Duration: 09/2021 - 08/2024

Funding: This project has received funding from the European Union's Horizon 2020 research and innovation programme under Grant Agreement 953783

Grant Website: external page https://cordis.europa.eu/project/id/953783

 

Project Website: external page https://dit4tram.eu/

 

Our mobility ecosystem is becoming increasingly complex, especially in urban areas. This makes it virtually impossible to manage traffic in the traditional centralized way. Is another approach conceivable? In the EU project DIT4TraM we apply swarm intelligence: with little or no control from above, yet still achieving a common goal. This approach is tested in six different pilots.

It’s a fascinating spectacle—tens of thousands of starlings that form beautiful moving patterns in the air. Their aim is to scare off their natural enemies, biologists explain. The great thing is that they succeed in doing so without any direction or guidance from above. How do they do that? The swarm creates harmonious patterns because all birds individually follow a small set of local rules.
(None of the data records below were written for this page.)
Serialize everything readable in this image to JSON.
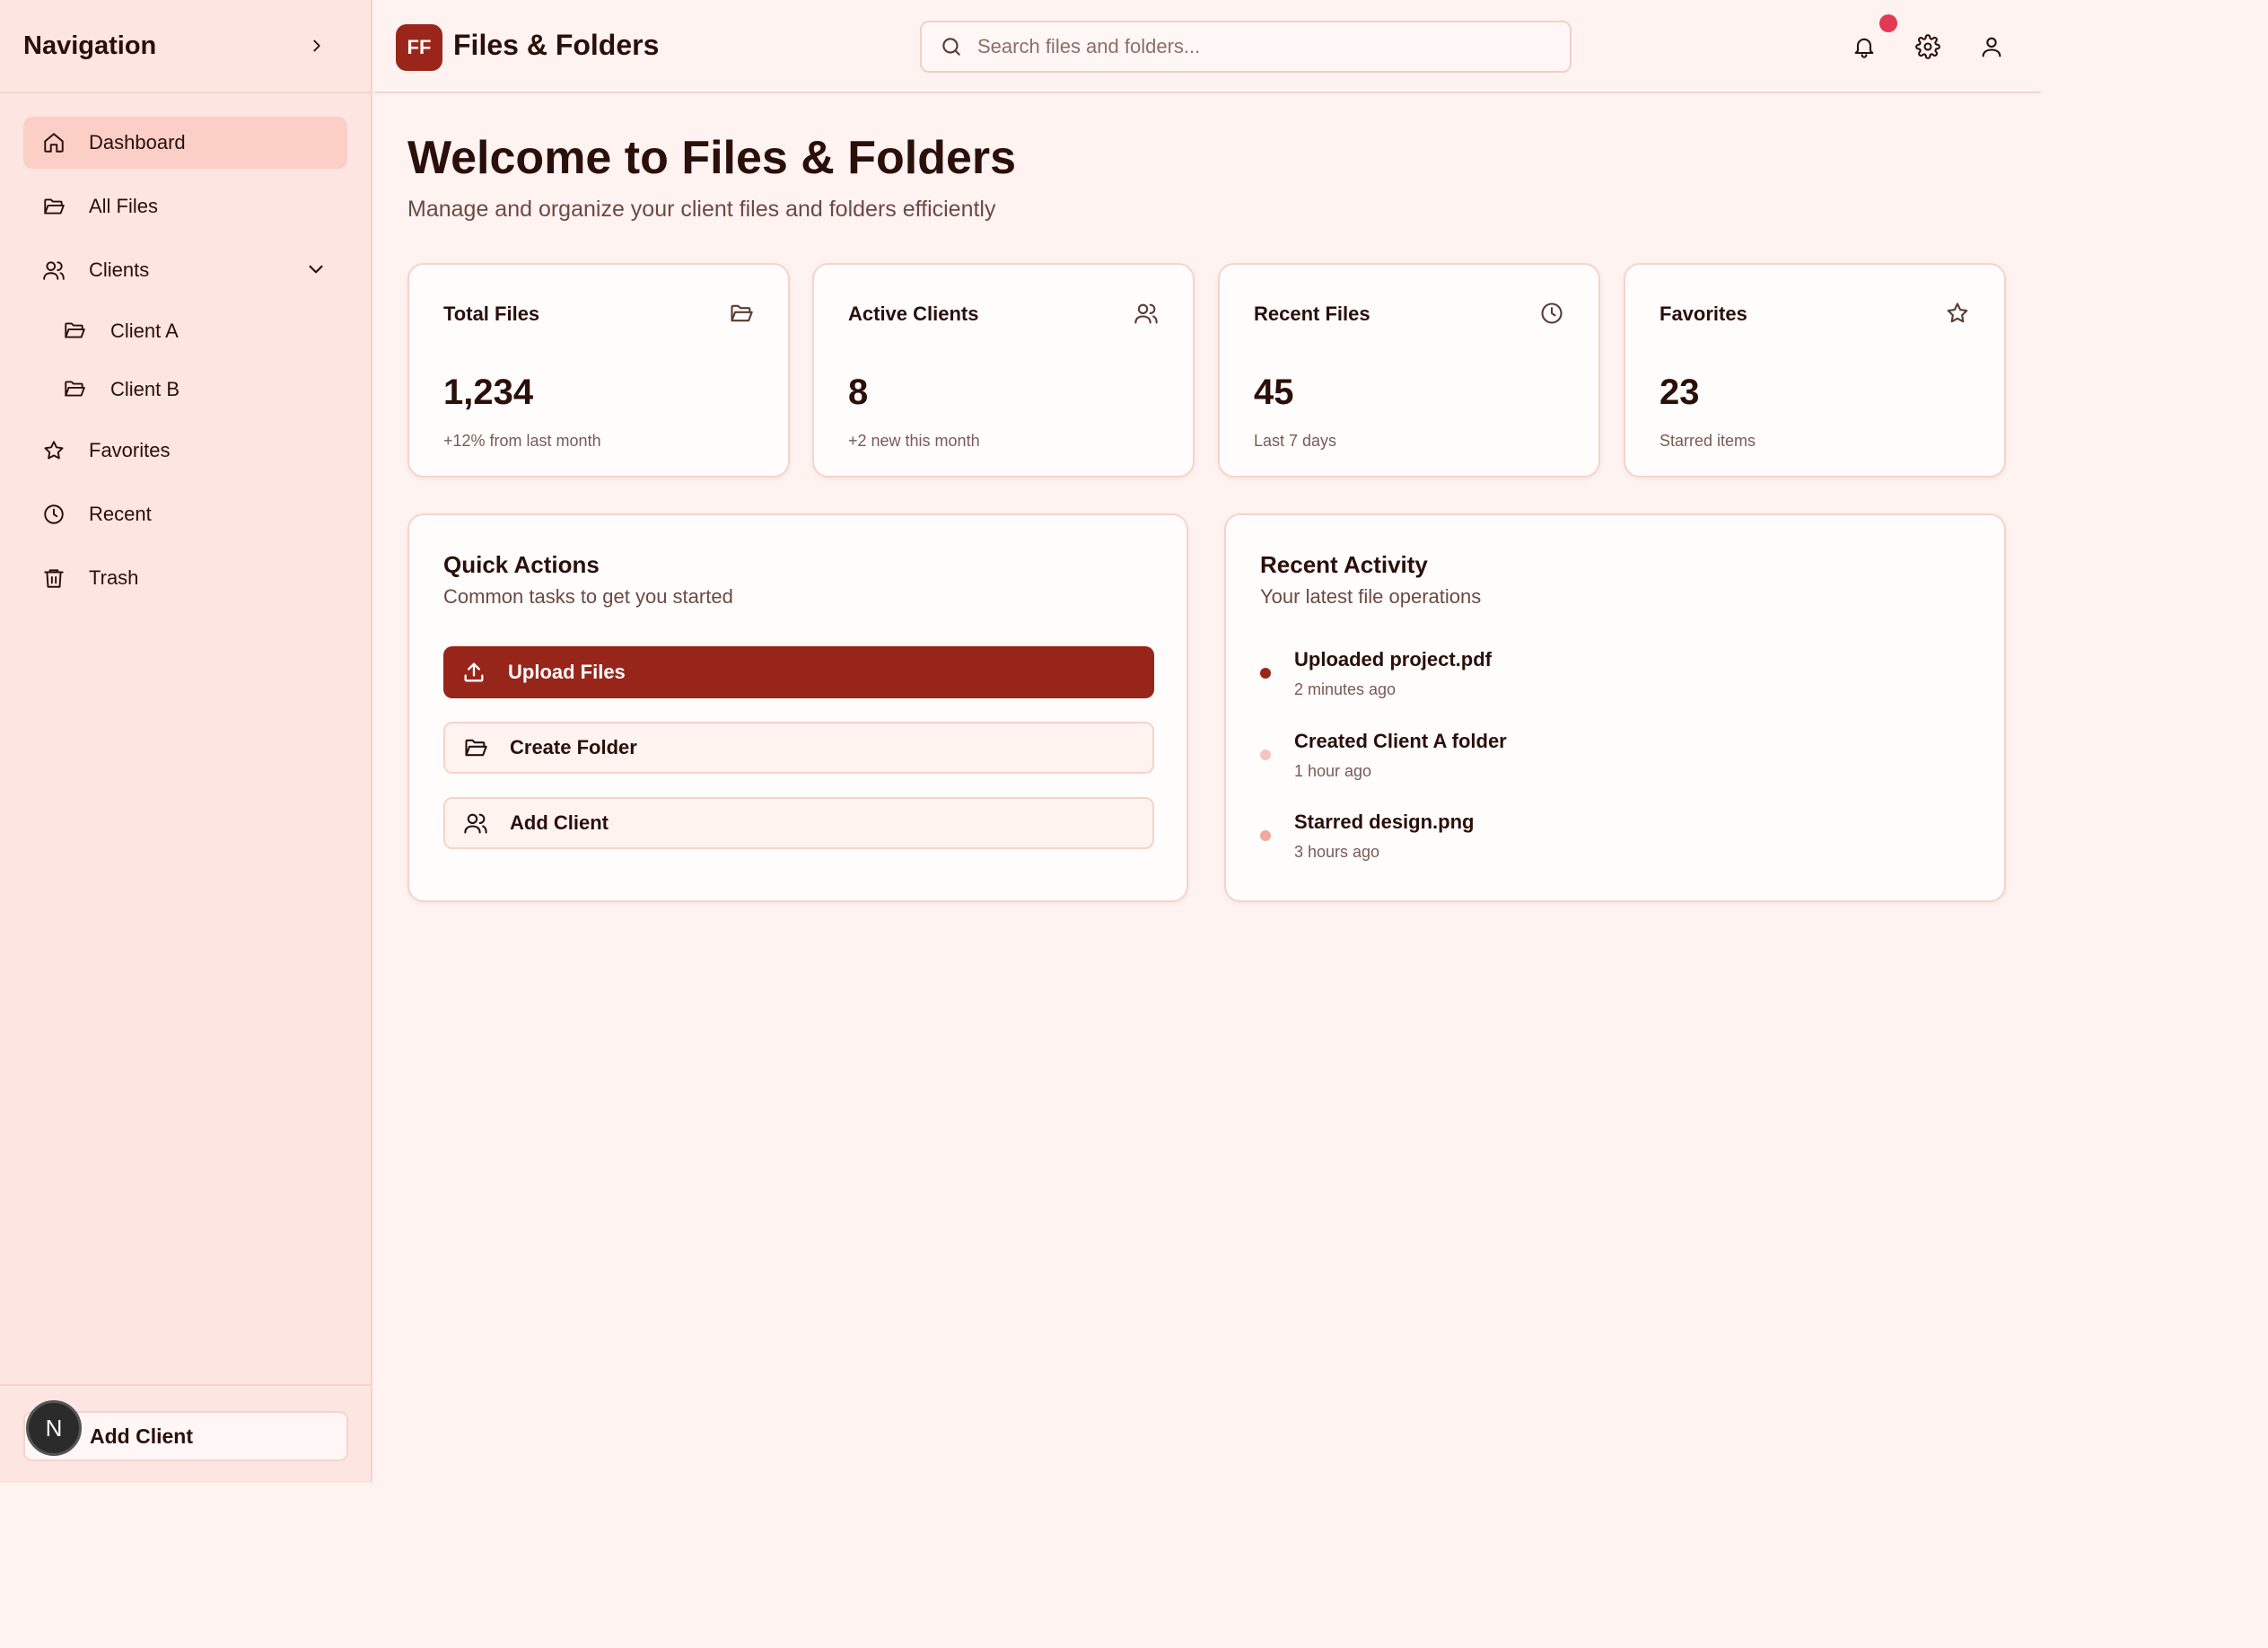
{
  "sidebar": {
    "title": "Navigation",
    "items": [
      {
        "label": "Dashboard",
        "icon": "home-icon"
      },
      {
        "label": "All Files",
        "icon": "folder-icon"
      },
      {
        "label": "Clients",
        "icon": "users-icon"
      },
      {
        "label": "Favorites",
        "icon": "star-icon"
      },
      {
        "label": "Recent",
        "icon": "clock-icon"
      },
      {
        "label": "Trash",
        "icon": "trash-icon"
      }
    ],
    "clients": [
      {
        "label": "Client A",
        "icon": "folder-icon"
      },
      {
        "label": "Client B",
        "icon": "folder-icon"
      }
    ],
    "footer_button": "Add Client",
    "badge_letter": "N"
  },
  "header": {
    "logo_text": "FF",
    "title": "Files & Folders",
    "search_placeholder": "Search files and folders..."
  },
  "main": {
    "welcome_title": "Welcome to Files & Folders",
    "welcome_subtitle": "Manage and organize your client files and folders efficiently",
    "stats": [
      {
        "label": "Total Files",
        "value": "1,234",
        "note": "+12% from last month",
        "icon": "folder-icon"
      },
      {
        "label": "Active Clients",
        "value": "8",
        "note": "+2 new this month",
        "icon": "users-icon"
      },
      {
        "label": "Recent Files",
        "value": "45",
        "note": "Last 7 days",
        "icon": "clock-icon"
      },
      {
        "label": "Favorites",
        "value": "23",
        "note": "Starred items",
        "icon": "star-icon"
      }
    ],
    "quick_actions": {
      "title": "Quick Actions",
      "subtitle": "Common tasks to get you started",
      "buttons": [
        {
          "label": "Upload Files",
          "icon": "upload-icon"
        },
        {
          "label": "Create Folder",
          "icon": "folder-icon"
        },
        {
          "label": "Add Client",
          "icon": "users-icon"
        }
      ]
    },
    "recent_activity": {
      "title": "Recent Activity",
      "subtitle": "Your latest file operations",
      "items": [
        {
          "title": "Uploaded project.pdf",
          "time": "2 minutes ago",
          "dot_color": "#9a261b"
        },
        {
          "title": "Created Client A folder",
          "time": "1 hour ago",
          "dot_color": "#f6c5bd"
        },
        {
          "title": "Starred design.png",
          "time": "3 hours ago",
          "dot_color": "#f0a99c"
        }
      ]
    }
  },
  "colors": {
    "accent": "#98251a",
    "notification": "#e23a54",
    "sidebar_bg": "#fde6e2",
    "page_bg": "#fff3f1"
  }
}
These rules are also remarkably simple, like ‘keep enough distance from the neighbors, but not too much.’

Swarm intelligence
Traffic participants also have a common interest, namely a smooth and safe flow of traffic. To achieve these goals, road authorities use centralized traffic and mobility management to control and correct the traffic flows. But our mobility ecosystem has become so complex over the years that controlling traffic ‘from above’ is no longer tenable—especially if we want to manage it in a multi-modal way and include new transport services as well.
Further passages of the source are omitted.